What I would love to see in 2011 for Perl January 1, 2011
Posted by claudio in Uncategorized.Tags: 2010, 2011, Learning Perl, Moose, Perl
6 comments
2010 has been a great year for Perl. The community is vibrant and enthusiastic. The Modern Perl wave was not a hype and it is still going strong. Everyone seems to really agree on this. Eweek does even put Perl on number 6 on the group of languages like Java, C, C++, C# and JavaScript and before other popular dynamic languages like Python (9) and Ruby (10). (This without giving too much importance to popularity lists or feeling animosity towards other languages.)

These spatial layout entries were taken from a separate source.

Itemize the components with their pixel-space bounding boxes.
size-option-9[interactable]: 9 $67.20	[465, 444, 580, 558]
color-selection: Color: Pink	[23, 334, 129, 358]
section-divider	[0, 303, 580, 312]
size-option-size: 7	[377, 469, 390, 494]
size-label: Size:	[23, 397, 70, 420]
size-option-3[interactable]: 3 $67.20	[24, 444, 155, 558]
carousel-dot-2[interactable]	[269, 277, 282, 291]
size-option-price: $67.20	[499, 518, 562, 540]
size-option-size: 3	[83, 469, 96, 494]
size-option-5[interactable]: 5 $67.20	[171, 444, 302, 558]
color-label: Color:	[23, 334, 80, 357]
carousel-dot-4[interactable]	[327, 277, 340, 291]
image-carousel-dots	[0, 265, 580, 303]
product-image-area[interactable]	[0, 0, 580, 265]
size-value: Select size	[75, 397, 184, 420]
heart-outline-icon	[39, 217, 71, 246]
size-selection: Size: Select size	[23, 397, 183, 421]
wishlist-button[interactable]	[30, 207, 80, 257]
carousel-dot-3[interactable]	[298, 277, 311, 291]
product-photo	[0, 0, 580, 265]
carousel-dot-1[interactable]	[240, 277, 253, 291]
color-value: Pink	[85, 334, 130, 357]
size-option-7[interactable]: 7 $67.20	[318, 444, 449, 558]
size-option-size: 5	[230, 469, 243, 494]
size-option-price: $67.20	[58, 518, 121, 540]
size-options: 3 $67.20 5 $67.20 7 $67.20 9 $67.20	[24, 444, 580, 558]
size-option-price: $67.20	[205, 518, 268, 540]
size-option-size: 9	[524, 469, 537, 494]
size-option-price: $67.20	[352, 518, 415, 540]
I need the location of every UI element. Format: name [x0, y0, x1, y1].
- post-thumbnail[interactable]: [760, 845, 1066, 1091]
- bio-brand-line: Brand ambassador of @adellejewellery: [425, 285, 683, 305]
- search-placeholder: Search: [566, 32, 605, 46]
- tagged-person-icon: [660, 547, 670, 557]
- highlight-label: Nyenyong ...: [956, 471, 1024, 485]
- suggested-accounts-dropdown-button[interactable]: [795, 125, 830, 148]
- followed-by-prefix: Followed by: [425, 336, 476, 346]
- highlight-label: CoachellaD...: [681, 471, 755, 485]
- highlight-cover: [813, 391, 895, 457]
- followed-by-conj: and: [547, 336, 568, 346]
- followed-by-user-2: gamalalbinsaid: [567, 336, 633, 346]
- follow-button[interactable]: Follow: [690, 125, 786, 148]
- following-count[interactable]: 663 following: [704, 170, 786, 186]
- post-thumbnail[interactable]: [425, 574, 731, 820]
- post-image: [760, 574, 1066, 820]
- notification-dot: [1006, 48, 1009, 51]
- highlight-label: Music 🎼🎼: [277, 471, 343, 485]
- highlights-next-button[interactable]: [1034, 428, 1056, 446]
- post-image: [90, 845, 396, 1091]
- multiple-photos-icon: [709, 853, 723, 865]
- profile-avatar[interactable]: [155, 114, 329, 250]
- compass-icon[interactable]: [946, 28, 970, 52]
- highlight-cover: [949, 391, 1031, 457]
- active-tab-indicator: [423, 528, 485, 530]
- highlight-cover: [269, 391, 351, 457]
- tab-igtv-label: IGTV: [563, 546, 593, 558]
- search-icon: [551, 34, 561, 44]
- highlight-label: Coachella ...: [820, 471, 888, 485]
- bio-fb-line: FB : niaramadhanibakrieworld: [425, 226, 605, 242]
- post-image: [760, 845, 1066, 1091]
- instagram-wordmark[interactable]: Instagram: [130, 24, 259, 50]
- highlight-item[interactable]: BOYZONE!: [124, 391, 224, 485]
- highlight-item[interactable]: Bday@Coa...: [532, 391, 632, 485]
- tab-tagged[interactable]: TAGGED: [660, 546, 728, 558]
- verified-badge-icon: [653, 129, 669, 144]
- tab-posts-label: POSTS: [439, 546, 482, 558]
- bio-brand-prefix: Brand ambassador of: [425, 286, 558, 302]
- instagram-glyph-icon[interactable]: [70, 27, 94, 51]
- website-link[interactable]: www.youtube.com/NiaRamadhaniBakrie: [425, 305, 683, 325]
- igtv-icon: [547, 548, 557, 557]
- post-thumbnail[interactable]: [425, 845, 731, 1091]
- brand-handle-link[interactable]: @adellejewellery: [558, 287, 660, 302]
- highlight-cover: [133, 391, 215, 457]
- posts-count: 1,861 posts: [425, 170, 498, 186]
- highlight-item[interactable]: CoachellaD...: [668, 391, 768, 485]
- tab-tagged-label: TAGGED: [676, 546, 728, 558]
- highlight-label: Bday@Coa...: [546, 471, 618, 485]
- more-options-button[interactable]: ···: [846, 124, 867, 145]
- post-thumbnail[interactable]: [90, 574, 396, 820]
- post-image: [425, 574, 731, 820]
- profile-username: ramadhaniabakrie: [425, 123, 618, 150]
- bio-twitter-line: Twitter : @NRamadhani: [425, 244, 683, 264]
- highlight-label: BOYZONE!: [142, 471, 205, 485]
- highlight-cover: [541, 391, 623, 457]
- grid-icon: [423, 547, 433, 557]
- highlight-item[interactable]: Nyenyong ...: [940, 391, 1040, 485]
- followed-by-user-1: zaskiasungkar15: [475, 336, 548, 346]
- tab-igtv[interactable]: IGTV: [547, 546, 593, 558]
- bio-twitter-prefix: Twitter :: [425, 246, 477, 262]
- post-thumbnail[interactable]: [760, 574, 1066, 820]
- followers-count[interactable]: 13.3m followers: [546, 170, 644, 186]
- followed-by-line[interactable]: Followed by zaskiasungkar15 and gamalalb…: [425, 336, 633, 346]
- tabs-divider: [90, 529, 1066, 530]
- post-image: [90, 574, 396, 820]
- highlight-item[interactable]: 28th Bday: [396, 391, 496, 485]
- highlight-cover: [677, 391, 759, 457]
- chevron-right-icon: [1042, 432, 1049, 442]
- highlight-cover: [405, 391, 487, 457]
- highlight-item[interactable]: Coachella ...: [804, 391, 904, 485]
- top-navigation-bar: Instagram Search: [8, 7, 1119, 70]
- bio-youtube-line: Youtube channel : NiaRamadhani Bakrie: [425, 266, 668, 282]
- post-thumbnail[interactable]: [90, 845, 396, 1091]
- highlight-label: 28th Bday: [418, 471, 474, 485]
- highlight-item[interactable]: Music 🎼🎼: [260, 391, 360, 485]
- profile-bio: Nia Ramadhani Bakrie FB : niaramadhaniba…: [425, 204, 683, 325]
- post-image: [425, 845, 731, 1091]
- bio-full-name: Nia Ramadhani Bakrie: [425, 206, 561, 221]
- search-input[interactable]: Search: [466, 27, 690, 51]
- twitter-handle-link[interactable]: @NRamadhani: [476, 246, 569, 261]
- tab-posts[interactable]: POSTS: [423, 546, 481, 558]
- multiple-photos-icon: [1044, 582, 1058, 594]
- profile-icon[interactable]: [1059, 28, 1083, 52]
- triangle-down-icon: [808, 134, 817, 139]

Anyway, too much to mention in detail, but I’ll remember the first Rakudo Perl 6 implementation for end users (how much vaporware do have working implementations), the release of Perl 5.12 with real improvements and with a new regular release cycle, the 1.0 release of the Moose Object System and the widespread adoption in the Perl world, the fast pace of the development of the Padre IDE, the enthusiasm of Perl::Staff at FOSDEM and CEBITT, the 10.000.000th (!!!!!) test report on CPAN thanks to the CPAN Testers, perlbrew, cpanminus, the release of the book Effective Perl Programming (2nd ed.) and Modern Perl…
Would asking more qualify as hubris? I have just a small suggestion and no idea of it would be realistic from a technical or commercial point of view:
- The Perl OO system is a present from Python. It’s flexible, it works and it needs a lot of boilerplate.
Without being a copy of Perl 6, though inspired by it, Moose is a well-thought, modern and rich Object system. I am realistic enough to understand that it won’t be part of Perl core, but it would be great candidate for a double life module (included in the Perl tar and available newer versions on CPAN). When needed or wished, one can always bless variables or use other CPAN modules for creating objects, but there would be a clear default way of doing it. Batteries included, one may say
. - Now getting a little personal, a little request to Randal L. Schwartz, Tom Phoenix, brian d foy: Please add a simple OO chapter based on Moose to -hopefully upcoming- Learning Perl, 6th edition (this is the commercial part mentioned before).
New Perl Hackers need to know what the preferred OO framework is on Modern Perl without resorting to Google. What better entry than that great book that helped a lot of us (including me) take our first steps in the world of Perl?
You never know… now is the time for wishes.
Update: Moose core-developer Stevan Little blogs about this post and brian’s comments beneath. I don’t know if chromatic’s post about “The Minimalist Object System and Your Lousy Axioms” is directly related to this or Stevan’s aforementioned clarification on the Moose ecosystem, but it’s certainly an interesting addition to the discussion.